Vu la procédure suivante :

M. A...B..., à l'appui de sa requête présentée devant la cour administrative d'appel de Lyon tendant à l'annulation du jugement n° 1501428 du 4 mai 2017 du tribunal administratif de Grenoble rejetant sa demande tendant la réduction des cotisations d'impôt sur le revenu acquittées au titre des années 2011 à 2013, a présenté deux mémoires, enregistrés les 12 et 30 octobre 2017 au greffe de la cour, en application de l'article 23-1 de l'ordonnance n° 58-1067 du 7 novembre 1958, par lesquels il soulève une question prioritaire de constitutionnalité.

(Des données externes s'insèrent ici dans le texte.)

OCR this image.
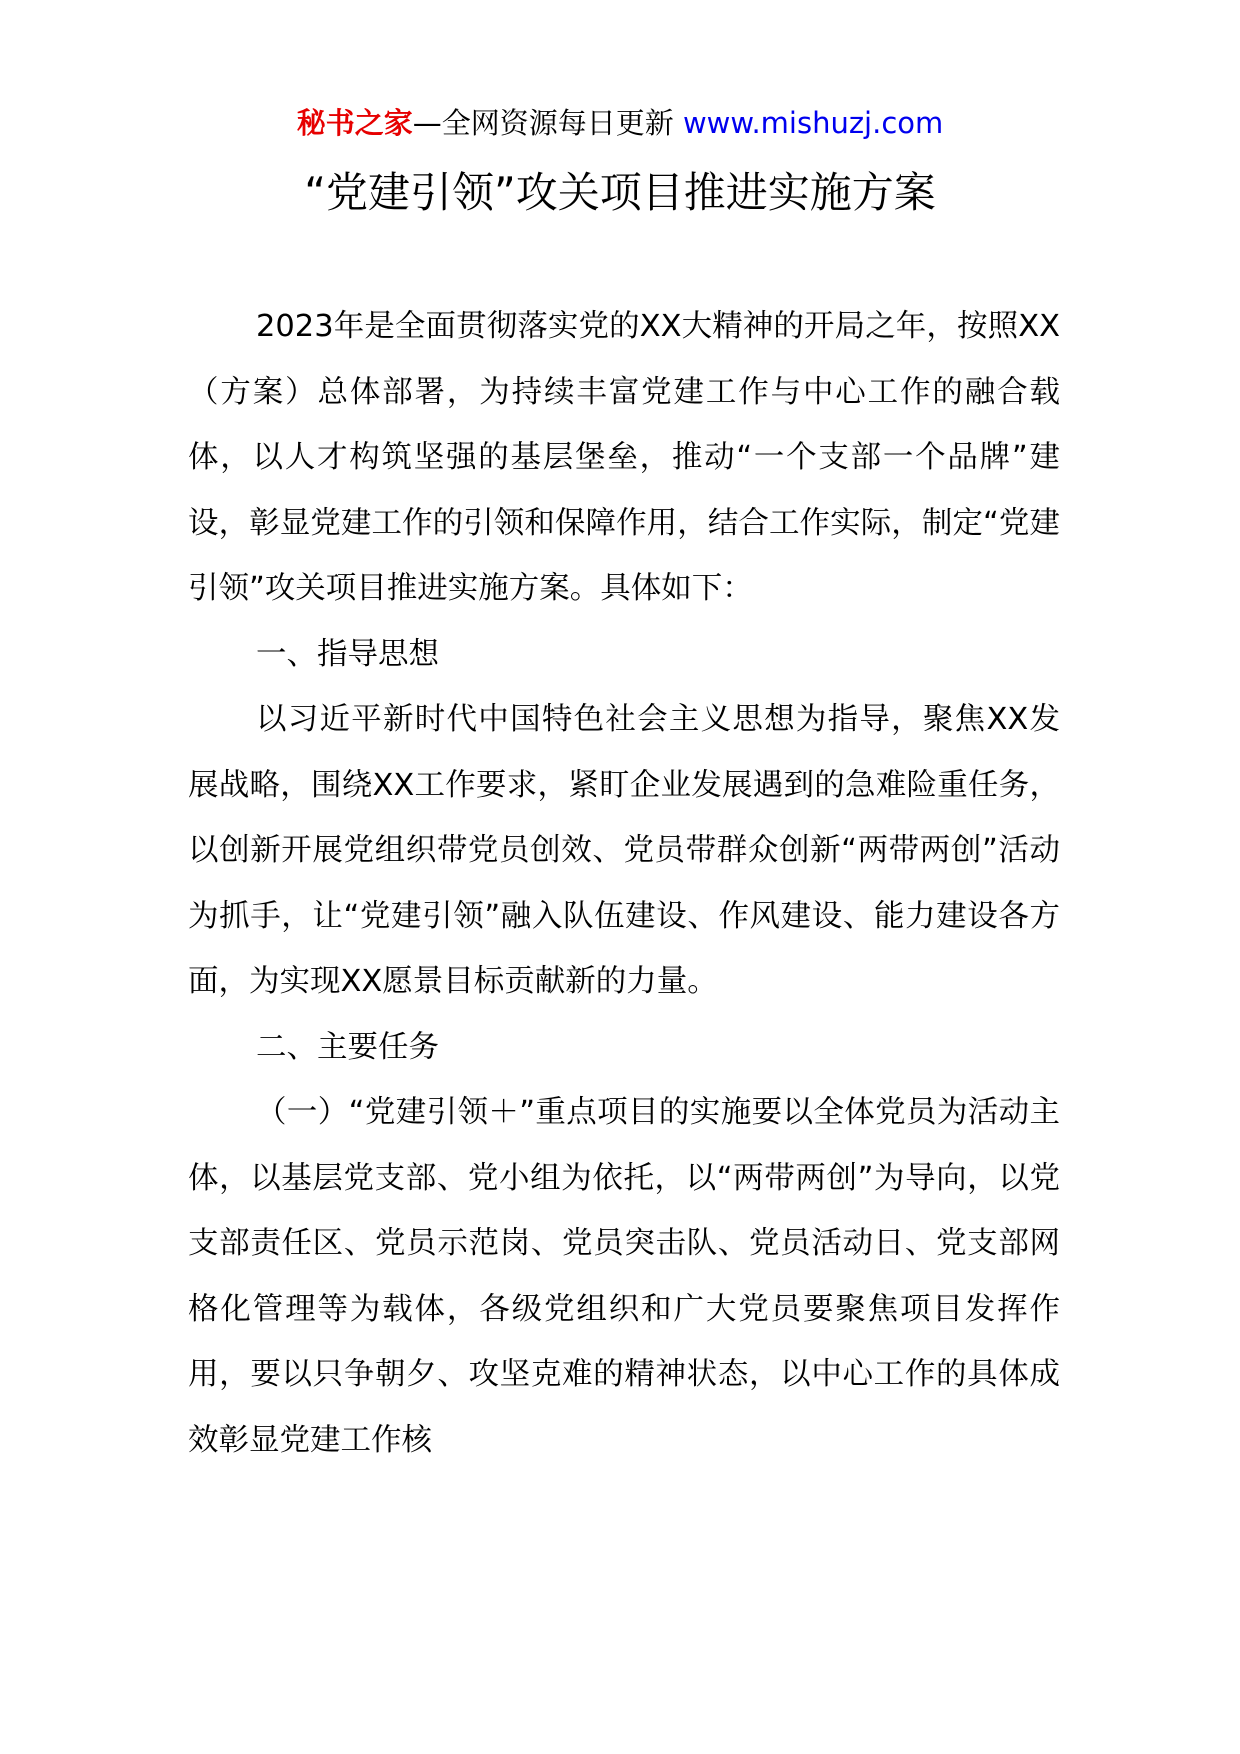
秘书之家—全网资源每日更新 www.mishuzj.com
“党建引领”攻关项目推进实施方案

2023年是全面贯彻落实党的XX大精神的开局之年，按照XX（方案）总体部署，为持续丰富党建工作与中心工作的融合载体，以人才构筑坚强的基层堡垒，推动“一个支部一个品牌”建设，彰显党建工作的引领和保障作用，结合工作实际，制定“党建引领”攻关项目推进实施方案。具体如下：

一、指导思想

以习近平新时代中国特色社会主义思想为指导，聚焦XX发展战略，围绕XX工作要求，紧盯企业发展遇到的急难险重任务，以创新开展党组织带党员创效、党员带群众创新“两带两创”活动为抓手，让“党建引领”融入队伍建设、作风建设、能力建设各方面，为实现XX愿景目标贡献新的力量。

二、主要任务

（一）“党建引领＋”重点项目的实施要以全体党员为活动主体，以基层党支部、党小组为依托，以“两带两创”为导向，以党支部责任区、党员示范岗、党员突击队、党员活动日、党支部网格化管理等为载体，各级党组织和广大党员要聚焦项目发挥作用，要以只争朝夕、攻坚克难的精神状态，以中心工作的具体成效彰显党建工作核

Par une ordonnance n° 17LY02395 du 10 novembre 2017, enregistrée le 13 novembre 2017 au secrétariat du contentieux du Conseil d'État, le président de la 2ème chambre de la cour administrative d'appel de Lyon a décidé, par application des dispositions de l'article 23-2 de l'ordonnance n° 58-1067 du 7 novembre 1958, de transmettre au Conseil d'Etat cette question relative à la conformité aux droits et libertés garantis par la Constitution des dispositions de l'article 199 undecies B du CGI, dans leur rédaction issue de l'article 98 de la loi du 29 décembre 2010 de finances pour 2011.

Vu les autres pièces du dossier ;

Vu :

- la Constitution, notamment son Préambule et son article 61-1 ;

- l'ordonnance n° 58-1067 du 7 novembre 1958 ;

- la loi n° 2010-1657 du 29 décembre 2010, notamment son article 98 ;

- le code général des impôts ;

- le code de justice administrative ;

Après avoir entendu en séance publique :

- le rapport de Mme Marie-Gabrielle Merloz, maître des requêtes,

- les conclusions de M. Yohann Bénard, rapporteur public.

La parole ayant été donnée, avant et après les conclusions, à la SCP Potier de la Varde, Buk Lament, Robillot, avocat de M.B....

Considérant ce qui suit :

1. Il résulte des dispositions de l'article 23-4 de l'ordonnance du 7 novembre 1958 portant loi organique sur le Conseil constitutionnel que, lorsqu'une juridiction relevant du Conseil d'Etat a transmis à ce dernier, en application de l'article 23-2 de cette même ordonnance, la question de la conformité à la Constitution d'une disposition législative, le Conseil constitutionnel est saisi de cette question de constitutionnalité à la triple condition que la disposition contestée soit applicable au litige ou à la procédure, qu'elle n'ait pas déjà été déclarée conforme à la Constitution dans les motifs et le dispositif d'une décision du Conseil constitutionnel, sauf changement des circonstances, et que la question soit nouvelle ou présente un caractère sérieux.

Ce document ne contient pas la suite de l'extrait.